In its Fiscal Policy Paper 2013/14 Interim Report tabled in the House of Representatives late December, Minister of Finance and Planning Dr Peter Phillips pointed to a significant decline in taxes from tobacco sales as one of the primary reasons for the shortfall in tax revenues up to then.

"A significant decline in receipts from tobacco, as a result of the smoking ban in public spaces, effective July 15, 2013, also contributed to the reduction in SCT (Special Consumption Tax)," Phillips noted in the report, which is to be studied by Parliament's Public Administration and Appropriations Committee (PAAC) on Wednesday.

The minister has since confirmed the report in interviews with the media but has maintained that no new taxes will be introduced to cover a widening gap in revenue projections expected to continue into 2014/15.

Phillips is also insisting that while the revenues are being impacted by the ban, the revenue targets for 2013/14 will not be changed.

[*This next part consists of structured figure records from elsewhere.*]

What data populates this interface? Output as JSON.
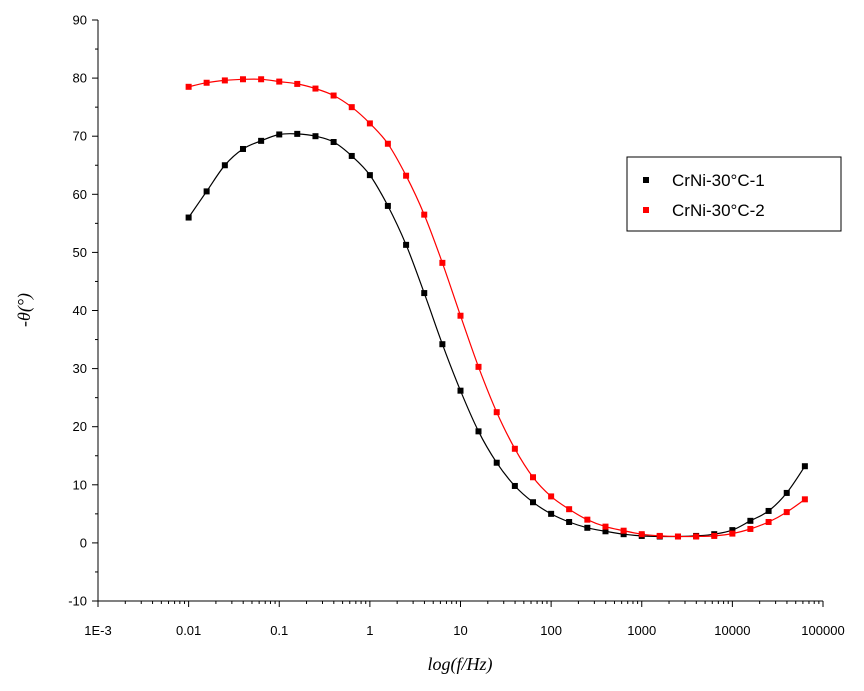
{
  "chart_data": {
    "type": "scatter",
    "title": "",
    "xlabel": "log(f/Hz)",
    "ylabel": "-θ(°)",
    "xscale": "log",
    "xlim": [
      0.001,
      100000
    ],
    "ylim": [
      -10,
      90
    ],
    "xticks": [
      0.001,
      0.01,
      0.1,
      1,
      10,
      100,
      1000,
      10000,
      100000
    ],
    "xtick_labels": [
      "1E-3",
      "0.01",
      "0.1",
      "1",
      "10",
      "100",
      "1000",
      "10000",
      "100000"
    ],
    "yticks": [
      -10,
      0,
      10,
      20,
      30,
      40,
      50,
      60,
      70,
      80,
      90
    ],
    "ytick_labels": [
      "-10",
      "0",
      "10",
      "20",
      "30",
      "40",
      "50",
      "60",
      "70",
      "80",
      "90"
    ],
    "grid": false,
    "legend_position": "right",
    "series": [
      {
        "name": "CrNi-30°C-1",
        "color": "#000000",
        "marker": "square",
        "fit_line": true,
        "x": [
          0.01,
          0.0158,
          0.0251,
          0.0398,
          0.0631,
          0.1,
          0.158,
          0.251,
          0.398,
          0.631,
          1,
          1.58,
          2.51,
          3.98,
          6.31,
          10,
          15.8,
          25.1,
          39.8,
          63.1,
          100,
          158,
          251,
          398,
          631,
          1000,
          1580,
          2510,
          3980,
          6310,
          10000,
          15800,
          25100,
          39800,
          63100
        ],
        "y": [
          56,
          60.5,
          65,
          67.8,
          69.2,
          70.3,
          70.4,
          70,
          69,
          66.6,
          63.3,
          58,
          51.3,
          43,
          34.2,
          26.2,
          19.2,
          13.8,
          9.8,
          7,
          5,
          3.6,
          2.6,
          2,
          1.5,
          1.2,
          1.1,
          1.1,
          1.2,
          1.5,
          2.2,
          3.8,
          5.5,
          8.6,
          13.2
        ]
      },
      {
        "name": "CrNi-30°C-2",
        "color": "#ff0000",
        "marker": "square",
        "fit_line": true,
        "x": [
          0.01,
          0.0158,
          0.0251,
          0.0398,
          0.0631,
          0.1,
          0.158,
          0.251,
          0.398,
          0.631,
          1,
          1.58,
          2.51,
          3.98,
          6.31,
          10,
          15.8,
          25.1,
          39.8,
          63.1,
          100,
          158,
          251,
          398,
          631,
          1000,
          1580,
          2510,
          3980,
          6310,
          10000,
          15800,
          25100,
          39800,
          63100
        ],
        "y": [
          78.5,
          79.2,
          79.6,
          79.8,
          79.8,
          79.4,
          79,
          78.2,
          77,
          75,
          72.2,
          68.7,
          63.2,
          56.5,
          48.2,
          39.1,
          30.3,
          22.5,
          16.2,
          11.3,
          8,
          5.8,
          4,
          2.8,
          2.1,
          1.5,
          1.2,
          1.1,
          1.1,
          1.2,
          1.6,
          2.4,
          3.6,
          5.3,
          7.5
        ]
      }
    ]
  }
}
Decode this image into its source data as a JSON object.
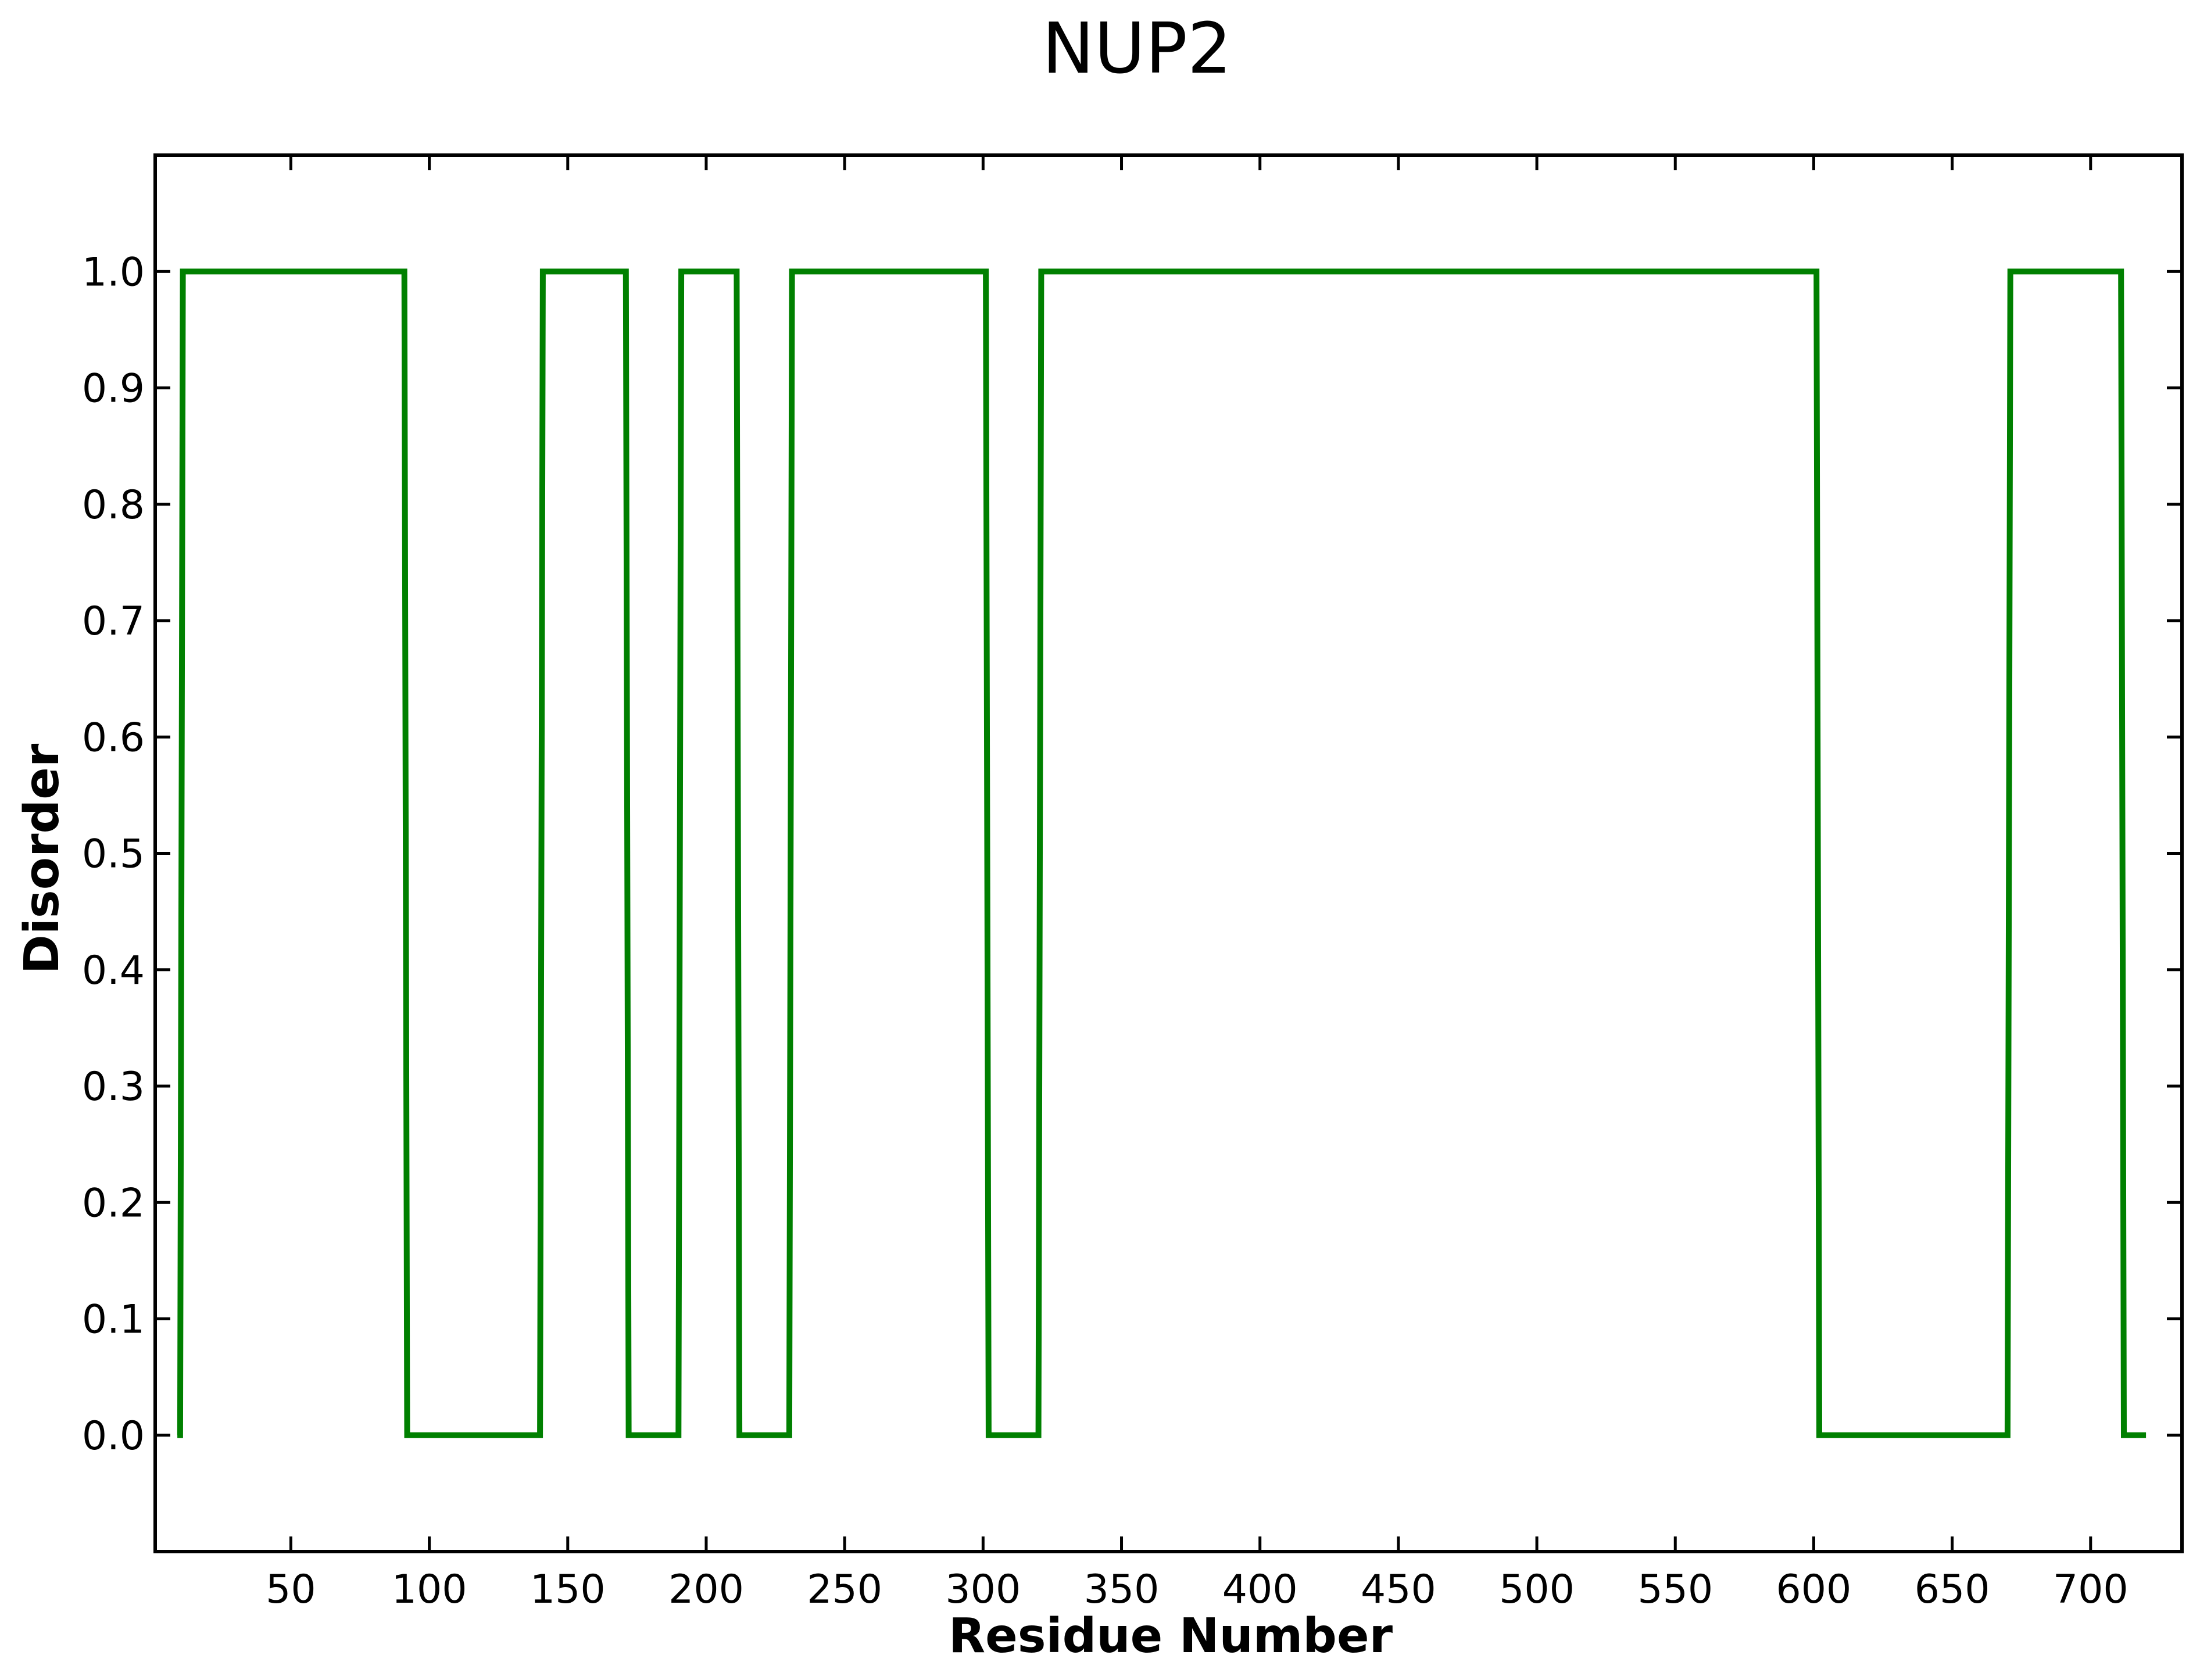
{
  "chart_data": {
    "type": "line",
    "title": "NUP2",
    "xlabel": "Residue Number",
    "ylabel": "Disorder",
    "xlim": [
      1,
      733
    ],
    "ylim": [
      -0.1,
      1.1
    ],
    "x_ticks": [
      50,
      100,
      150,
      200,
      250,
      300,
      350,
      400,
      450,
      500,
      550,
      600,
      650,
      700
    ],
    "y_ticks": [
      0.0,
      0.1,
      0.2,
      0.3,
      0.4,
      0.5,
      0.6,
      0.7,
      0.8,
      0.9,
      1.0
    ],
    "y_tick_labels": [
      "0.0",
      "0.1",
      "0.2",
      "0.3",
      "0.4",
      "0.5",
      "0.6",
      "0.7",
      "0.8",
      "0.9",
      "1.0"
    ],
    "grid": false,
    "series": [
      {
        "color": "#008000",
        "x": [
          9,
          10,
          11,
          91,
          92,
          140,
          141,
          171,
          172,
          190,
          191,
          211,
          212,
          230,
          231,
          301,
          302,
          320,
          321,
          601,
          602,
          670,
          671,
          711,
          712,
          720
        ],
        "y": [
          0,
          0,
          1,
          1,
          0,
          0,
          1,
          1,
          0,
          0,
          1,
          1,
          0,
          0,
          1,
          1,
          0,
          0,
          1,
          1,
          0,
          0,
          1,
          1,
          0,
          0
        ]
      }
    ]
  }
}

He first made the statement while responding to questions from former Opposition spokesman on Finance Audley Shaw, who expressed concern in the House about the revenue loss implications for both the industry and the Government from a reduction in cigarette consumption, up to next March when the current financial year ends.

"We will continue to monitor the situation, but I want to make it absolutely clear that the revenue numbers that the government announced will remain, and that there will be no slippage in relation to overall targets for revenue," Phillips responded.

Shaw insisted then that the Government was "operating in the dark" because although the ban was imposed on cigarette consumption and not cigarette sales, it should have been obvious that sales would have been affected.

"The issue, therefore, will have to be how will that be replaced, going forward," Shaw commented.

Dr Phillips responded that, "all things being equal", there would be a reduction in consumption, but there was no indication of the pace at which the reduction would occur.

One of the areas which is being seriously affected by the reduction is the National Health Fund (NHF). Cigarette producer Carreras says that the bulk of the approximately $11 billion in taxes on cigarettes finances up to 75 per cent of the NHF's activities. However, communications director at the Ministry of Health, Neville Graham, is insisting that only 25 per cent of the NHF's budget is actually financed by cigarette tax revenue.

Graham also conceded that the smoking ban was affecting receipts from cigarette sales, but explained that when it was first raised by Carreras last year there was no evidence to support the claim.